Pistachio Gingerbread - Weihnachtsgebäck

Direkt zum Seiteninhalt
Pistacio Gingerbread
600 g Marzipan Raw Material
400 g Blanched Almonds
150 g Pistachios
7 Eggs
200 g Orange Peel
100 g Lemon Peel
125-150 g Spelt Flour Type 1050
10g Baking Powder
6 g Gingerbread Spice
4g Salt
1 teaspoon Vanilla Extract
Wafers
optionally pistachios for garnish

Put the almonds, candied orange peel, lemon peel and 100 g of pistachios in the blender and chop until the mixture forms clumps (the consistency is like marzipan). Dice the raw marzipan mixture into small cubes. Put the eggs in the food processor and beat until foamy, slowly add all the ingredients mentioned above and stir into a homogeneous mass. Add the gingerbread spice.
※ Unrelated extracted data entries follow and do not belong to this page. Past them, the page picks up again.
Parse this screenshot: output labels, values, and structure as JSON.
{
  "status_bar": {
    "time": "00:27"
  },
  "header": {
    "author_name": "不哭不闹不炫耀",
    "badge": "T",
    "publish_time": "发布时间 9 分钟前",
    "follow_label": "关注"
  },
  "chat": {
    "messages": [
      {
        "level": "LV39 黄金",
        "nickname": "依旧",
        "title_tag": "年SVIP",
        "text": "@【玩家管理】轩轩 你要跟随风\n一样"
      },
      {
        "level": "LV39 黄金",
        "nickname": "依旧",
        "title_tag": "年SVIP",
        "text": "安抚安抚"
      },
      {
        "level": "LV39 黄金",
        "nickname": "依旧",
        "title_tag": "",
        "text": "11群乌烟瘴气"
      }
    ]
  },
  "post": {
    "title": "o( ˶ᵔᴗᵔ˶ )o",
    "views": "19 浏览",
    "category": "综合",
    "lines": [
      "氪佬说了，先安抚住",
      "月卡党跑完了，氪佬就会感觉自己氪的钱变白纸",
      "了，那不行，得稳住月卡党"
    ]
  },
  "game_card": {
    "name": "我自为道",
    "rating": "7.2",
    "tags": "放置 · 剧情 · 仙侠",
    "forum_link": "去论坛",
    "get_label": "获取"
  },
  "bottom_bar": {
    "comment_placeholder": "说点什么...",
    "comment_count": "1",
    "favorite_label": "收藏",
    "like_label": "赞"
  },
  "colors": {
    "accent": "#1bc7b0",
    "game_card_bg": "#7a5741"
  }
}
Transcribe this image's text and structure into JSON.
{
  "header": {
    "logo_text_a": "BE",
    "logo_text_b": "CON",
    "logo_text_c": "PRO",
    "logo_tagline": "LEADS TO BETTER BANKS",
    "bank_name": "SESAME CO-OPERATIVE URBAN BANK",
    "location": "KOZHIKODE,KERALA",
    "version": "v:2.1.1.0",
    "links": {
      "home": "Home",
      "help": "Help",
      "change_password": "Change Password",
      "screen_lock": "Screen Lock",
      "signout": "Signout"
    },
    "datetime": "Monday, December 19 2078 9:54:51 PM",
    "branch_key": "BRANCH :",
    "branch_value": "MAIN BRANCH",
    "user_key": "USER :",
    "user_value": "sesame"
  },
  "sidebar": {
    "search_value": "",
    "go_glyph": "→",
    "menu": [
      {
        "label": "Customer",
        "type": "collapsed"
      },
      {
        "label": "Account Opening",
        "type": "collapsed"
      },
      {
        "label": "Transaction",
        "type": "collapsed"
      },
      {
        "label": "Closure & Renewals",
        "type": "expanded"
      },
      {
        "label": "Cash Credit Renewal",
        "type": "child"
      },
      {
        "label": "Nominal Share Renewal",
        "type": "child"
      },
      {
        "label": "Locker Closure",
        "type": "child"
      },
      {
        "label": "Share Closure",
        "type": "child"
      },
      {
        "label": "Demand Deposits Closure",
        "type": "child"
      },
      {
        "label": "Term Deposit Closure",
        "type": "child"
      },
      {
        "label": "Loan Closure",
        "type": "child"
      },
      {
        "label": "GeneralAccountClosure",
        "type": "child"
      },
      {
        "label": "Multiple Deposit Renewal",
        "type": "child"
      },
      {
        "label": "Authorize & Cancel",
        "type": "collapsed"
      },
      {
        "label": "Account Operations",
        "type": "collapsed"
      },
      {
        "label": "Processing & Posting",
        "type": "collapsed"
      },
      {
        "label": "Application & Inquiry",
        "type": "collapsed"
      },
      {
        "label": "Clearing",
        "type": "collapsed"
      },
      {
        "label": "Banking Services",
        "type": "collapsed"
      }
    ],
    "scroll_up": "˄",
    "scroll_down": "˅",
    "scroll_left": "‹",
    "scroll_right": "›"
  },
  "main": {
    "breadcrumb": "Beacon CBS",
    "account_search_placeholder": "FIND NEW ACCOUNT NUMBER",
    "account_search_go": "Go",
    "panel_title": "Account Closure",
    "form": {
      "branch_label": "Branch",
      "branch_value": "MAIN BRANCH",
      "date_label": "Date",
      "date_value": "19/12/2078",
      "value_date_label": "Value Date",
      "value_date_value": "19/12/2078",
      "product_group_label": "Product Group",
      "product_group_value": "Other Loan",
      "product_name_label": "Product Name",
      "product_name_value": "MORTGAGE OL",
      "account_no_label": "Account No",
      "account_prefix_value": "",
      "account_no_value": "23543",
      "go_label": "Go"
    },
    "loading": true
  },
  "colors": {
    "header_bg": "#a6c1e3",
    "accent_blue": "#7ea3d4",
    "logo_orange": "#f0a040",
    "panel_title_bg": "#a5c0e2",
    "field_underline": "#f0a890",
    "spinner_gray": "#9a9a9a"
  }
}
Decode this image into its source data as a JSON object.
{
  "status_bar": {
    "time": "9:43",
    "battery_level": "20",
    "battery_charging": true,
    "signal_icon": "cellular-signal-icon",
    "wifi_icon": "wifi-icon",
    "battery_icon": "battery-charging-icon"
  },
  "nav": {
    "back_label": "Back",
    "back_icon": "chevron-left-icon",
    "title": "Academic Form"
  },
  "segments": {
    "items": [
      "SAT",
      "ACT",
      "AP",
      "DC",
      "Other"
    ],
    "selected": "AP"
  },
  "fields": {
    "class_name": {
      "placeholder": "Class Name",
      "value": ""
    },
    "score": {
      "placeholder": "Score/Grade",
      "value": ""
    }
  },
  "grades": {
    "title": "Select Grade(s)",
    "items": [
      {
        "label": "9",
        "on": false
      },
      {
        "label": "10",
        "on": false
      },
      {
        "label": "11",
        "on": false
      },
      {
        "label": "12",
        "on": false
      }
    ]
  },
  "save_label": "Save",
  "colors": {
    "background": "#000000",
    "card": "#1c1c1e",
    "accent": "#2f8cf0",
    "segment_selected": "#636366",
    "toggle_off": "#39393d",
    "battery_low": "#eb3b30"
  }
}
Chop the remaining 50 g pistachios coarserly and add them. Then add the remaining ingredients to the dough. You control the viscosity with the flour. Add up to 25g more or less if necessary. Spread the dough onto the wafers. It is better to use larger wafers. Bake the gingerbread on a baking tray at 160 °C for about 16 minutes. When the edge turns slightly brown, they are ready. After baking, let it cool down, then glaze with chocolate if you like and decorate with pistachios as a topping.